Monday, November 28, 2016

More investment in skills needed to deliver Chancellor’s plans

The government must prioritise skills and innovation if it is to improve productivity and deliver the infrastructure and housing projects highlighted in the Chancellor’s Autumn Statement, according to the Building Engineering Services Association (BESA).

The Association welcomed the announcement of a new ‘pipeline’ of projects through the government’s planning framework. It also applauded the focus on improving productivity, which sits at the heart of Philip Hammond’s economic ambitions.

“The focus on growth and infrastructure spending is very welcome and in order to be able to deliver proposed workload this needs to be accompanied by very specific investment in skills and r&d,” said BESA chief executive Paul McLaughlin. “The Chancellor is right to identify productivity as a priority and that means we need a truly diverse and multi-skilled workforce delivering projects to a very high standard.

“More support for STEM (Science, Technology, Engineering and Maths) training is the element Mr Hammond should add to complete the productivity, project delivery and business growth jigsaw.”

Skills Gap
The Chancellor outlined £23bn worth of funding through the National Productivity Investment Fund that will support much-needed infrastructure projects and £2.3bn for housing. However, the government’s own labour market survey has identified a 25,000 gap in the construction workforce that has to be filled in order to deliver “shovel ready” projects.

“That has to be addressed before we can even start to consider future plans,” said Mr McLaughlin.

“Some contractors are already passing up opportunities to tender for projects because they don’t have the skilled workforce available,” he added. “If there is also to be a restriction on the amount of labour available from the EU; then growing our own through apprenticeships and upskilling existing workers becomes an even more pressing priority.

Therefore the funding mechanisms for apprenticeships – the new Trailblazers in particular – need to be clearly defined, protected and extended, according to Mr McLaughlin.

The push to tackle the housing shortage is another “huge opportunity”, according to BESA – and could be a valuable catalyst for driving innovation and high energy performance standards.

“The Chancellor’s ambitions in housing would be enhanced with a return to the Zero Carbon Homes commitment – as recommended by the Environmental Audit Committee earlier this month – and an undertaking to support high standards, such as PassivHaus, to showcase Britain’s leadership in low carbon design,” said Mr McLaughlin.
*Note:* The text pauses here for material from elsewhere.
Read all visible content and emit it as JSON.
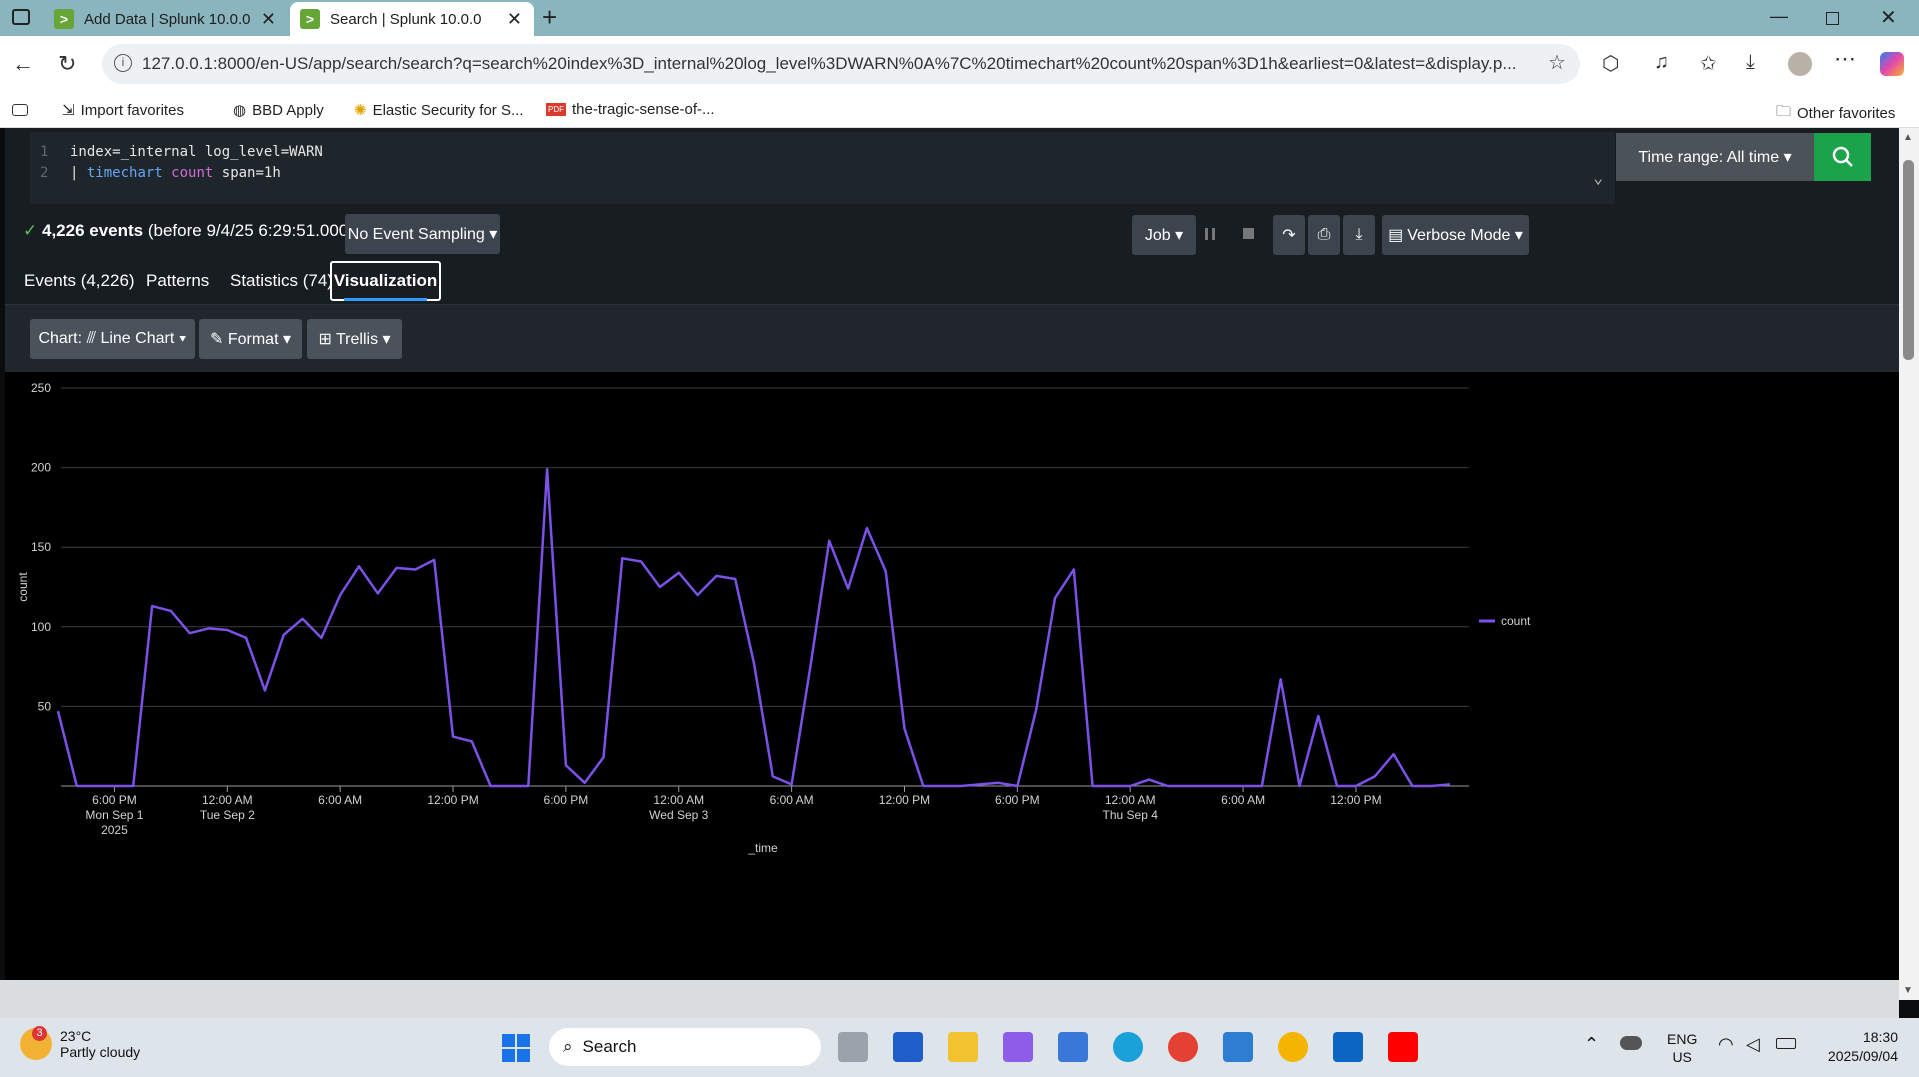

“This would not only help improve living conditions for thousands of families, but would also take the country closer to the commitments it made in the new Paris climate change agreement,” he added.

“Building a resilient and high performing housing stock would be a great investment for our country’s future by safeguarding the population from future climate impacts and reducing energy usage. High quality, energy efficient buildings are also shown to improve the productivity of the people that work in them – this is a significant area where the building engineering sector is already adding value to UK plc.”

BESA also believes the government’s new Industrial Strategy puts the UK in a position to become a global leader in low carbon technologies – citing the fact that more than half of the country’s electricity supplies were produced by low carbon sources in the three months from July to September this year.

“That is a considerable achievement when you consider low carbon sources only accounted for 20% of total electricity generation five years ago,” said Mr McLaughlin. “May 5th this year was the first day since 1881 that the UK burned no coal at all to produce electricity.

“We are ahead of the game in many aspects of low carbon infrastructure solutions – such as energy and heat storage,” he added. “These sectors are already demonstrating how they can contribute to economic growth and another push from the government on skills and r&d would take us into a world leading position.”